Перед будущим начальником будущего строительства лежал город.
Небольшой, домашний, где-то уютный, в чём-то захолустный, периферийный, приземистый, уходящий в прошлое, доживающий свои неинтересные дни и лениво грезящий о перспективах.
Но городок ещё не знал, что его ждёт, а директор знал.
Ему было уже за тридцать два года, и ему не нравилось название его должности — начальник строительства. «Начальник» похоже на начинающего, «руководитель» лучше, но тоже вроде вожатого, который за руку водит. Ему нравилось, чтобы он был «директор».
И городок не знал, что к его воображаемым стенам подошёл директор, у которого в мозгу кипели директивы. Городок застыл в бессистемности своего развития, и потому теперь его ожидали крутые повороты. Полузаросшая речка. Костёр на берегу. Примелькавшиеся очертания полудеревенских домов (низ — каменный, верх — деревянный), имевших традицию, но, как думал директор, явно не имевших истории, стеклянное кафе при дороге, модерное для этих мест, застывшая стройка какого-то несостоявшегося завода и сушь, тишь и шёпот камыша. Облака до горизонта.
— Ладно, — сказал директор сам себе. — Немножко увольнений для начала и много кирпича, бетона, самосвалов, железных конструкций, приезжих людей, новых замыслов в русле генерального плана и ритм, ритм.
Полтора института позади, все мальчишеские увлечения второй половины века, неудачная женитьба на чьей-то дочери и опыт практической работы в развивающихся странах. Война знакома по кинофильмам и периодической печати, грехов ещё нет, энергии — на две биографии. На дне души — болевая точка, ну а с другой стороны, может быть, без любви-то и лучше.

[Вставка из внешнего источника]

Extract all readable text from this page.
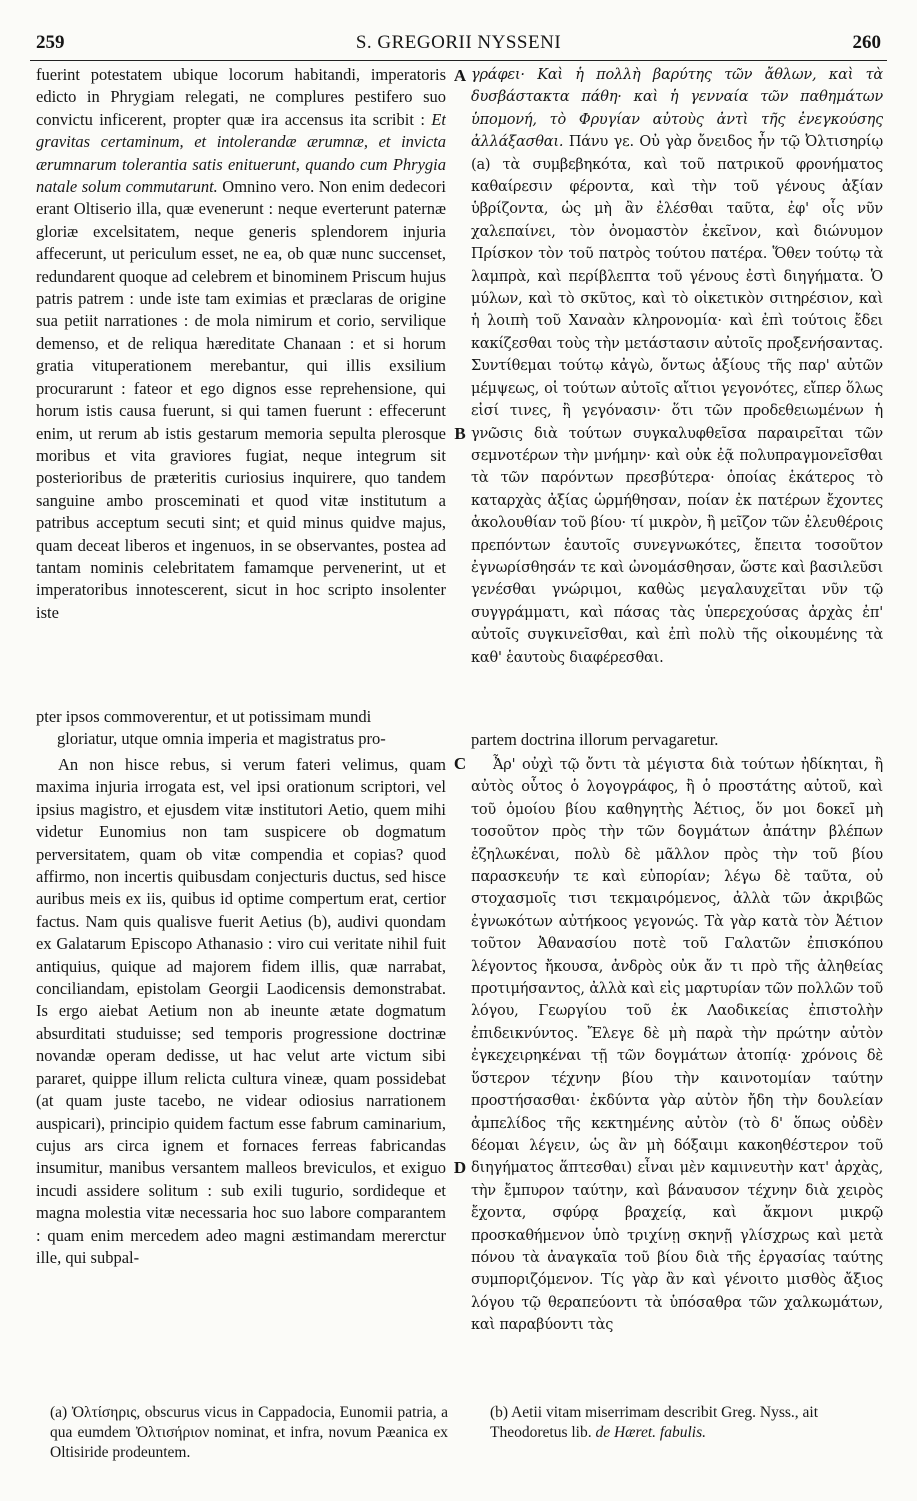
259	S. GREGORII NYSSENI	260

fuerint potestatem ubique locorum habitandi, imperatoris edicto in Phrygiam relegati, ne complures pestifero suo convictu inficerent, propter quæ ira accensus ita scribit : Et gravitas certaminum, et intolerandæ ærumnæ, et invicta ærumnarum tolerantia satis enituerunt, quando cum Phrygia natale solum commutarunt. Omnino vero. Non enim dedecori erant Oltiserio illa, quæ evenerunt : neque everterunt paternæ gloriæ excelsitatem, neque generis splendorem injuria affecerunt, ut periculum esset, ne ea, ob quæ nunc succenset, redundarent quoque ad celebrem et binominem Priscum hujus patris patrem : unde iste tam eximias et præclaras de origine sua petiit narrationes : de mola nimirum et corio, servilique demenso, et de reliqua hæreditate Chanaan : et si horum gratia vituperationem merebantur, qui illis exsilium procurarunt : fateor et ego dignos esse reprehensione, qui horum istis causa fuerunt, si qui tamen fuerunt : effecerunt enim, ut rerum ab istis gestarum memoria sepulta plerosque moribus et vita graviores fugiat, neque integrum sit posterioribus de præteritis curiosius inquirere, quo tandem sanguine ambo prosceminati et quod vitæ institutum a patribus acceptum secuti sint; et quid minus quidve majus, quam deceat liberos et ingenuos, in se observantes, postea ad tantam nominis celebritatem famamque pervenerint, ut et imperatoribus innotescerent, sicut in hoc scripto insolenter iste

γράφει· Καὶ ἡ πολλὴ βαρύτης τῶν ἄθλων, καὶ τὰ δυσβάστακτα πάθη· καὶ ἡ γενναία τῶν παθημάτων ὑπομονή, τὸ Φρυγίαν αὐτοὺς ἀντὶ τῆς ἐνεγκούσης ἀλλάξασθαι. Πάνυ γε. Οὐ γὰρ ὄνειδος ἦν τῷ Ὀλτισηρίῳ (a) τὰ συμβεβηκότα, καὶ τοῦ πατρικοῦ φρονήματος καθαίρεσιν φέροντα, καὶ τὴν τοῦ γένους ἀξίαν ὑβρίζοντα, ὡς μὴ ἂν ἐλέσθαι ταῦτα, ἐφ' οἷς νῦν χαλεπαίνει, τὸν ὀνομαστὸν ἐκεῖνον, καὶ διώνυμον Πρίσκον τὸν τοῦ πατρὸς τούτου πατέρα. Ὅθεν τούτῳ τὰ λαμπρὰ, καὶ περίβλεπτα τοῦ γένους ἐστὶ διηγήματα. Ὁ μύλων, καὶ τὸ σκῦτος, καὶ τὸ οἰκετικὸν σιτηρέσιον, καὶ ἡ λοιπὴ τοῦ Χαναὰν κληρονομία· καὶ ἐπὶ τούτοις ἔδει κακίζεσθαι τοὺς τὴν μετάστασιν αὐτοῖς προξενήσαντας. Συντίθεμαι τούτῳ κἀγὼ, ὄντως ἀξίους τῆς παρ' αὐτῶν μέμψεως, οἱ τούτων αὐτοῖς αἴτιοι γεγονότες, εἴπερ ὅλως εἰσί τινες, ἢ γεγόνασιν· ὅτι τῶν προδεθειωμένων ἡ γνῶσις διὰ τούτων συγκαλυφθεῖσα παραιρεῖται τῶν σεμνοτέρων τὴν μνήμην· καὶ οὐκ ἐᾷ πολυπραγμονεῖσθαι τὰ τῶν παρόντων πρεσβύτερα· ὁποίας ἑκάτερος τὸ καταρχὰς ἀξίας ὡρμήθησαν, ποίαν ἐκ πατέρων ἔχοντες ἀκολουθίαν τοῦ βίου· τί μικρὸν, ἢ μεῖζον τῶν ἐλευθέροις πρεπόντων ἑαυτοῖς συνεγνωκότες, ἔπειτα τοσοῦτον ἐγνωρίσθησάν τε καὶ ὠνομάσθησαν, ὥστε καὶ βασιλεῦσι γενέσθαι γνώριμοι, καθὼς μεγαλαυχεῖται νῦν τῷ συγγράμματι, καὶ πάσας τὰς ὑπερεχούσας ἀρχὰς ἐπ' αὐτοῖς συγκινεῖσθαι, καὶ ἐπὶ πολὺ τῆς οἰκουμένης τὰ καθ' ἑαυτοὺς διαφέρεσθαι.

pter ipsos commoverentur, et ut potissimam mundi gloriatur, utque omnia imperia et magistratus pro-	partem doctrina illorum pervagaretur.

An non hisce rebus, si verum fateri velimus, quam maxima injuria irrogata est, vel ipsi orationum scriptori, vel ipsius magistro, et ejusdem vitæ institutori Aetio, quem mihi videtur Eunomius non tam suspicere ob dogmatum perversitatem, quam ob vitæ compendia et copias? quod affirmo, non incertis quibusdam conjecturis ductus, sed hisce auribus meis ex iis, quibus id optime compertum erat, certior factus. Nam quis qualisve fuerit Aetius (b), audivi quondam ex Galatarum Episcopo Athanasio : viro cui veritate nihil fuit antiquius, quique ad majorem fidem illis, quæ narrabat, conciliandam, epistolam Georgii Laodicensis demonstrabat. Is ergo aiebat Aetium non ab ineunte ætate dogmatum absurditati studuisse; sed temporis progressione doctrinæ novandæ operam dedisse, ut hac velut arte victum sibi pararet, quippe illum relicta cultura vineæ, quam possidebat (at quam juste tacebo, ne videar odiosius narrationem auspicari), principio quidem factum esse fabrum caminarium, cujus ars circa ignem et fornaces ferreas fabricandas insumitur, manibus versantem malleos breviculos, et exiguo incudi assidere solitum : sub exili tugurio, sordideque et magna molestia vitæ necessaria hoc suo labore comparantem : quam enim mercedem adeo magni æstimandam mererctur ille, qui subpal-

Ἆρ' οὐχὶ τῷ ὄντι τὰ μέγιστα διὰ τούτων ἠδίκηται, ἢ αὐτὸς οὗτος ὁ λογογράφος, ἢ ὁ προστάτης αὐτοῦ, καὶ τοῦ ὁμοίου βίου καθηγητὴς Ἀέτιος, ὅν μοι δοκεῖ μὴ τοσοῦτον πρὸς τὴν τῶν δογμάτων ἀπάτην βλέπων ἐζηλωκέναι, πολὺ δὲ μᾶλλον πρὸς τὴν τοῦ βίου παρασκευήν τε καὶ εὐπορίαν; λέγω δὲ ταῦτα, οὐ στοχασμοῖς τισι τεκμαιρόμενος, ἀλλὰ τῶν ἀκριβῶς ἐγνωκότων αὐτήκοος γεγονώς. Τὰ γὰρ κατὰ τὸν Ἀέτιον τοῦτον Ἀθανασίου ποτὲ τοῦ Γαλατῶν ἐπισκόπου λέγοντος ἤκουσα, ἀνδρὸς οὐκ ἄν τι πρὸ τῆς ἀληθείας προτιμήσαντος, ἀλλὰ καὶ εἰς μαρτυρίαν τῶν πολλῶν τοῦ λόγου, Γεωργίου τοῦ ἐκ Λαοδικείας ἐπιστολὴν ἐπιδεικνύντος. Ἔλεγε δὲ μὴ παρὰ τὴν πρώτην αὐτὸν ἐγκεχειρηκέναι τῇ τῶν δογμάτων ἀτοπίᾳ· χρόνοις δὲ ὕστερον τέχνην βίου τὴν καινοτομίαν ταύτην προστήσασθαι· ἐκδύντα γὰρ αὐτὸν ἤδη τὴν δουλείαν ἀμπελίδος τῆς κεκτημένης αὐτὸν (τὸ δ' ὅπως οὐδὲν δέομαι λέγειν, ὡς ἂν μὴ δόξαιμι κακοηθέστερον τοῦ διηγήματος ἅπτεσθαι) εἶναι μὲν καμινευτὴν κατ' ἀρχὰς, τὴν ἔμπυρον ταύτην, καὶ βάναυσον τέχνην διὰ χειρὸς ἔχοντα, σφύρᾳ βραχείᾳ, καὶ ἄκμονι μικρῷ προσκαθήμενον ὑπὸ τριχίνῃ σκηνῇ γλίσχρως καὶ μετὰ πόνου τὰ ἀναγκαῖα τοῦ βίου διὰ τῆς ἐργασίας ταύτης συμποριζόμενον. Τίς γὰρ ἂν καὶ γένοιτο μισθὸς ἄξιος λόγου τῷ θεραπεύοντι τὰ ὑπόσαθρα τῶν χαλκωμάτων, καὶ παραβύοντι τὰς

A
B
C
D
(a) Ὀλτίσηρις, obscurus vicus in Cappadocia, Eunomii patria, a qua eumdem Ὀλτισήριον nominat, et infra, novum Pæanica ex Oltisiride prodeuntem.
(b) Aetii vitam miserrimam describit Greg. Nyss., ait Theodoretus lib. de Hæret. fabulis.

— Ладно, — сказал директор. — Ладно. В конце концов, речка здесь есть. Построю катер со стационарным мотором, камыши надо будет убрать, а русло выпрямим — соберём энтузиастов и русло выправим. Новое место, новая жизнь, и я хочу здесь остаться директором завода, который я сам построю, мне это твёрдо обещали. К чёрту болевые точки! Всё заново. Всё от нуля. И ещё: запретить костры на берегу, опасно в пожарном отношении. Хватит захолустья, хватит безалаберности. Всё заново. Всё от нуля.
Но он не знал, тогда ещё не знал, что в этом городке живёт дикая женщина по прозвищу Минога и что в прошлое воскресенье на реке убили человека.
Где-то хлопнула форточка, лязгнуло и рассыпалось стекло.
Место действия здесь тихое, безветренное, окна маленькие, но стёкла везде стёкла.
Потом Сулин рассказывал:
— Захожу я к Миноге…
…Незначительный Сулин вошёл в комнату и посмотрел на стоявший на табуретках пыльный гроб, которому он не удивился.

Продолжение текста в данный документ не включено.